D’autres fois, le ciel était bleu, sans un nuage, si vaste que l’on pouvait s’y perdre. Le lit du torrent était à sec et, l’image qu’il y cherchait était absente, bien qu’il ait remué toutes les pierres qu’il ait pu soulever pour la retrouver.

Millénaire après millénaire les idées se sont affirmées, l’œil est devenu de plus en plus curieux, fin connaisseur, la main a quitté le stylet ou le calame encore qu’elle y revienne sur les écrans tactiles.
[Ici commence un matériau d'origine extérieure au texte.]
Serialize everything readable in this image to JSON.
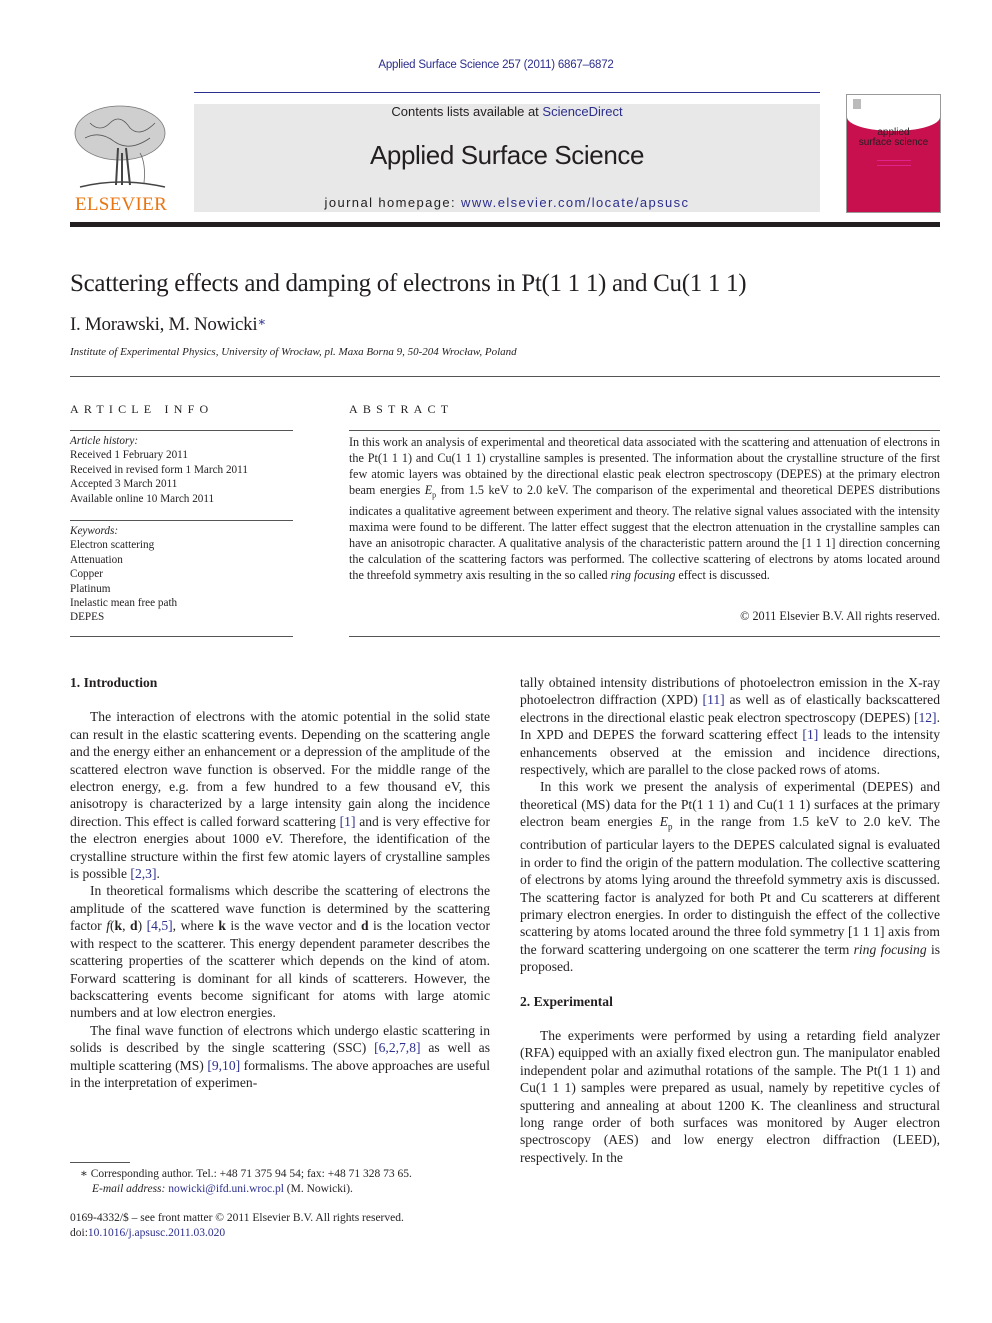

Si au début les hominidés ont bien perçu les variations de tons, de couleurs, d’intensité peut-être n’ont-ils pas su tout de suite inventer les subtilités qui permirent un jour d’écrire. Mais je suis certain que très vite, ils ont dû savoir percevoir les variations de leur environnement.

Quand il doit faire face au danger : comme le feu dévorant la steppe, que le bruit devient fureur, il a compris qu’il faut fuir, courir à en mourir pour ne pas être grillé vif.

Quand il pleut, les paysages donnent une image brouillée par les rideaux de pluie, les corps humides ressentent le froid et se compactent dans un abri-sous-roche.

Que la neige, si jolie, si brillante, qui garde la trace des pas, dévore aussi les doigts et les pieds, les recroquevillant sans qu’ils ne puissent plus vous être utiles à rien. Que celui dont les yeux ont commis l’imprudence de regarder fixement le soleil, verra sa vue se brouiller, et que les images disparaitront pour de long jours.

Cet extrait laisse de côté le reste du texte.